AI aimbot does not mean “universal human level decision maker that works in every game.” It means the detection side is using a trained vision model, usually object detection, pose estimation, or instance segmentation. More advanced would include AI mouse models trained from a users actual physical mouse input.
YOLO/ONNX/TensorRT/OpenVINO pipelines are not color filters. They are actual model inference pipelines. A colorbot looks for pixel colors. An AI model detects TRAINED targets from image data. That difference is extremely basic.
Your first post said there are no real AI aimbots and that the ones on the market are all color based. That is false. Now you’re trying to say “well, my personal definition of AI is different.” I would suggest not moving the goalpost after being corrected.
You can say some products are hybrids. You can say some products market themselves badly. That’s fair, but saying real AI aimbots do not exist is just wrong.
I don't think you corrected anything; AI aimbot DOES mean the ability of making "human level decision" (consider reading this: [Only registered and activated users can see links. Click Here To Register...] and even if you "trained" your aimbot with pictures (and "train" isn't even the verb you should be using here), the only thing you would have corrected me is: instead of being color based, it would be PICTURE based, but still not an AI aimbot. Since I doubt you will check the IBM website, I'll paste part of AI definition here:
"Applications and devices equipped with AI can see and identify objects. They can understand and respond to human language. They can learn from new information and experience. They can make detailed recommendations to users and experts. They can act independently, replacing the need for human intelligence or intervention (a classic example being a self-driving car)."
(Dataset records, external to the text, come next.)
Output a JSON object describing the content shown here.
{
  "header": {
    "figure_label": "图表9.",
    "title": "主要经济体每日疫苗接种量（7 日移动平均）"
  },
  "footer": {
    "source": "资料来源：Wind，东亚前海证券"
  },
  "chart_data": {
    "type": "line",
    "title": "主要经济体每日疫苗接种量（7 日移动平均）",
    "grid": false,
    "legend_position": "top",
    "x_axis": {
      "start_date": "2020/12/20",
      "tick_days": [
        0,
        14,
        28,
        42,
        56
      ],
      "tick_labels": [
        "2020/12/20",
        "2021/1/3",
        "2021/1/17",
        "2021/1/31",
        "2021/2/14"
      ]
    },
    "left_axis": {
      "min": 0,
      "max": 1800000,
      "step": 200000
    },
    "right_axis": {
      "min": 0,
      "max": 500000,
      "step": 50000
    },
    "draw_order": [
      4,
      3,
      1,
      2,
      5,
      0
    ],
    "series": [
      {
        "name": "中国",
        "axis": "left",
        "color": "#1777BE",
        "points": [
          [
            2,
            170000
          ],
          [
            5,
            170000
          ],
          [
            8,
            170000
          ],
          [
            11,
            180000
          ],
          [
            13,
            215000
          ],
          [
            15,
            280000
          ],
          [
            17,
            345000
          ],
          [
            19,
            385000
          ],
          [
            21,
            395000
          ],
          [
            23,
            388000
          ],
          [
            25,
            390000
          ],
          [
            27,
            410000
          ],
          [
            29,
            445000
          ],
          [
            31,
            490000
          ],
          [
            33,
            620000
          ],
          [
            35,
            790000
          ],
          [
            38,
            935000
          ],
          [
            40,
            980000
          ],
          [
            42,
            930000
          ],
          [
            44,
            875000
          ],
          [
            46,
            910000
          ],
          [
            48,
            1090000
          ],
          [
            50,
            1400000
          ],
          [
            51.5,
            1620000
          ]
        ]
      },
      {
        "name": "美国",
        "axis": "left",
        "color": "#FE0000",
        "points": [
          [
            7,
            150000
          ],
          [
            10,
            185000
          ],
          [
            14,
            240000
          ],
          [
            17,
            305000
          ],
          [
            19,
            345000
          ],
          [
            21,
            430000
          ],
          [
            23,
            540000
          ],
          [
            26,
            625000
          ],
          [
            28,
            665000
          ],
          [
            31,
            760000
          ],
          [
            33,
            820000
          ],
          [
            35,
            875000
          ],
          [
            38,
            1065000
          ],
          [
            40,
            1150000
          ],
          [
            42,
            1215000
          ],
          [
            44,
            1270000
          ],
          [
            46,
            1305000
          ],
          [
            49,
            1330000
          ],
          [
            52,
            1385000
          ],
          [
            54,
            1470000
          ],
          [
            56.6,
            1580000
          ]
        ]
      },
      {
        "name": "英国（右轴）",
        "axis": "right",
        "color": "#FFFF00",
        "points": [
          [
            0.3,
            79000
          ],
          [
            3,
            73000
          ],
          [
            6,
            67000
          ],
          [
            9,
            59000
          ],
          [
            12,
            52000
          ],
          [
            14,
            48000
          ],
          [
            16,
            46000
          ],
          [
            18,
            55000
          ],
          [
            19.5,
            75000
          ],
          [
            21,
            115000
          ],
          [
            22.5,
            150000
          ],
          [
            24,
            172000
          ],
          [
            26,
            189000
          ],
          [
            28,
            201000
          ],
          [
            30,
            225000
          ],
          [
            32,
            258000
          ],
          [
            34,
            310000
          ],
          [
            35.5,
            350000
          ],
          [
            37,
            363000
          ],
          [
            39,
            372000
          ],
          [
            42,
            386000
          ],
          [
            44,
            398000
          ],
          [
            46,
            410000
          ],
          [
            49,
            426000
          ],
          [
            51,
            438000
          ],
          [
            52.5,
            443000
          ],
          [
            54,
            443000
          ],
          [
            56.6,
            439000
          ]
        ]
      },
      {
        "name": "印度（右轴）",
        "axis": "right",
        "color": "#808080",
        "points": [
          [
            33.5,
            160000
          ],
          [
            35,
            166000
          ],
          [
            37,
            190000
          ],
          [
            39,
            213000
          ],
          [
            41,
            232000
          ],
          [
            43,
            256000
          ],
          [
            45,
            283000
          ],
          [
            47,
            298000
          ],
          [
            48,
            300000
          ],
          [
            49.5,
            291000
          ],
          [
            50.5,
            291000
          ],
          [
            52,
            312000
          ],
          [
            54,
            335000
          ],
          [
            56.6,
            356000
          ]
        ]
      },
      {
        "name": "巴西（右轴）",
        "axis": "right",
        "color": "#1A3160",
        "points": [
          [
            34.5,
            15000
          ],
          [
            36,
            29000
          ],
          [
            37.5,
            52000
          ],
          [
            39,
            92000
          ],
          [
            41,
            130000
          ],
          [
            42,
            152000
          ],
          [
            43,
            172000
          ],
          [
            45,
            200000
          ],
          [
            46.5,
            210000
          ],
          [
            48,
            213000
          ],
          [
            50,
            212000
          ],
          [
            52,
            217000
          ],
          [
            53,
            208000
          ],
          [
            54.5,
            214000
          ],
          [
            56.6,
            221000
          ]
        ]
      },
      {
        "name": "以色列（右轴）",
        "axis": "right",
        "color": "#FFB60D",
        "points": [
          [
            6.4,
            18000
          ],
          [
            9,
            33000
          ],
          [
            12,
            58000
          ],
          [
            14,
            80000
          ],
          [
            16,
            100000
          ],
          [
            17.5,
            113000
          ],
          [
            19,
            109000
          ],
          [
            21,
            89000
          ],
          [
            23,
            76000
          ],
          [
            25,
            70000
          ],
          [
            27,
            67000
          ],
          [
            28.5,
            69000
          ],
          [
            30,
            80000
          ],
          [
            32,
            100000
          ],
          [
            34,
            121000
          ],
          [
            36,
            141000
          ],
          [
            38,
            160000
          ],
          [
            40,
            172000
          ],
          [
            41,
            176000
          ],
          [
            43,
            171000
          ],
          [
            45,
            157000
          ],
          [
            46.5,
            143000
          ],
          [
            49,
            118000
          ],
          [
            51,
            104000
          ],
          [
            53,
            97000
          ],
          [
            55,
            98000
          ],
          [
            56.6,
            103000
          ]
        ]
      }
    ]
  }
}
Keep in mind that's not "my" definition of AI. So when the aimbot targets predetermined images / pixels, it's not an AI working or acting "independently, replacing the need for human intelligence or intervention", it's just the way most aimbots have always worked (exceptions do apply, such as internal hacks).
But hey! Feel free to "correct" me anytime you want. Also, despite this interaction being far from pleasant, I'll keep recommending your hack to people who ask me.